Xilef s'était calmé au contraire, il avait repris tout d'un coup son sang-froid: «Pauvre Shetland! il est heureux, dit-il. Maintenant je crois que je n'ai plus rien à faire, et qu'il m'est permis de me reposer. Othello's occupation's gone!» Et respirant un flacon de cyanogène qui ne le quittait jamais, il tomba foudroyé.
Six mois après cette catastrophe, Euphonia encore en deuil était vouée au silence. L'orgue de la tour élevait seule au ciel d'heure en heure une lente harmonie dissonnante, comme un cri de douleur épouvantée.
Shetland était mort deux jours après Xilef, sans avoir retrouvé sa raison un seul instant; et aux funérailles des deux amis, dont la terrible fin demeura, comme tout le reste de ce drame, incompréhensible pour la ville entière, la consternation publique fut telle, que non-seulement les chants, mais même les bruits funèbres furent interdits.
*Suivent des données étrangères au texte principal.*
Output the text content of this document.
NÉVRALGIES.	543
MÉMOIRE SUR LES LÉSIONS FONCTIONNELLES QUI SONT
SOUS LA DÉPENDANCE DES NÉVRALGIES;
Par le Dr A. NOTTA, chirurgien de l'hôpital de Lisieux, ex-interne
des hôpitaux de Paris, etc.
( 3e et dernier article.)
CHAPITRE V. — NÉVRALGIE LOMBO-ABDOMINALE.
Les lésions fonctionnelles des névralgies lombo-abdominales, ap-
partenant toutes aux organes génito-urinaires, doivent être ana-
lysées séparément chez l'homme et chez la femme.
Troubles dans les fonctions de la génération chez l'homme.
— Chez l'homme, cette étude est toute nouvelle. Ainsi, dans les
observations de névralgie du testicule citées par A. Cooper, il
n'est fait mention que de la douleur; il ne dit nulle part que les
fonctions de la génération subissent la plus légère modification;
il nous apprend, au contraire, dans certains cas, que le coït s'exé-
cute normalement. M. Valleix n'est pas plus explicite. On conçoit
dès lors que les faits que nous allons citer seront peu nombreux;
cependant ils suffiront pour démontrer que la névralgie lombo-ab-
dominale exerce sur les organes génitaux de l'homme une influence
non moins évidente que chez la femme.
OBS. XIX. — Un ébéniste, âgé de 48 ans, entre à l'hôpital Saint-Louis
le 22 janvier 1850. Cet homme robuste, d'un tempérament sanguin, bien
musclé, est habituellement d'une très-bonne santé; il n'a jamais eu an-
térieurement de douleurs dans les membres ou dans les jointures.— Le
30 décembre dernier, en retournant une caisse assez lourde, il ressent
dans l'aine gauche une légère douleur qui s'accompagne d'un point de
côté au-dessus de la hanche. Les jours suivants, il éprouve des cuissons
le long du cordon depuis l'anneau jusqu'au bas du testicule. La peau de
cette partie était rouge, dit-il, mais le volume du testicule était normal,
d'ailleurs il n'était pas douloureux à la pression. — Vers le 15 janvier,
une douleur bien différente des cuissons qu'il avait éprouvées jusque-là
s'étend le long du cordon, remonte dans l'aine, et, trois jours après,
Corsino roule son manuscrit, et sort.
.....Après quelques minutes de silence, les musiciens se lèvent. Le chef d'orchestre, invité par eux au banquet d'adieux qu'ils veulent me donner, les salue en passant et leur dit: «A demain!»—(Bacon.) «Savez-vous que Corsino me fait peur?—(Dimski.) Pour écrire des horreurs pareilles, il faut être atteint de la rage.—(Winter.) C'est un Italien!—(Derwinck.) C'est un Corse!—(Turuth.) C'est un bandit!—(Moi.) C'est un musicien!—(Schmidt.) Oh! il est clair que ce n'est point un homme de lettres. Quand on n'a en tête que des contes aussi prétentieusement extravagants on ferait mieux d'écrire—(Kleiner l'interrompant.) Une visite à Tom-Pouce, n'est-ce pas? Envieux!—(Schmidt.) Timbalier!—(Kleiner.) Bouffon!—(Schmidt.) Bavarois!—(Moi.) Messieurs! messieurs! pas de ces vérités-là maintenant. Nous avons le temps de nous les dire demain soir, inter pocula.—(Bacon, en s'en allant.) Décidément, avec son grec, notre hôte me fatigue. Que le diable l'emporte!...»
ÉPILOGUE
Le dîner de l'étrier.—Toast de Corsino.—Toast du chef d'orchestre.—Toast de Schmidt.—Toast de l'auteur.—Fin des vexations des frères Kleiner.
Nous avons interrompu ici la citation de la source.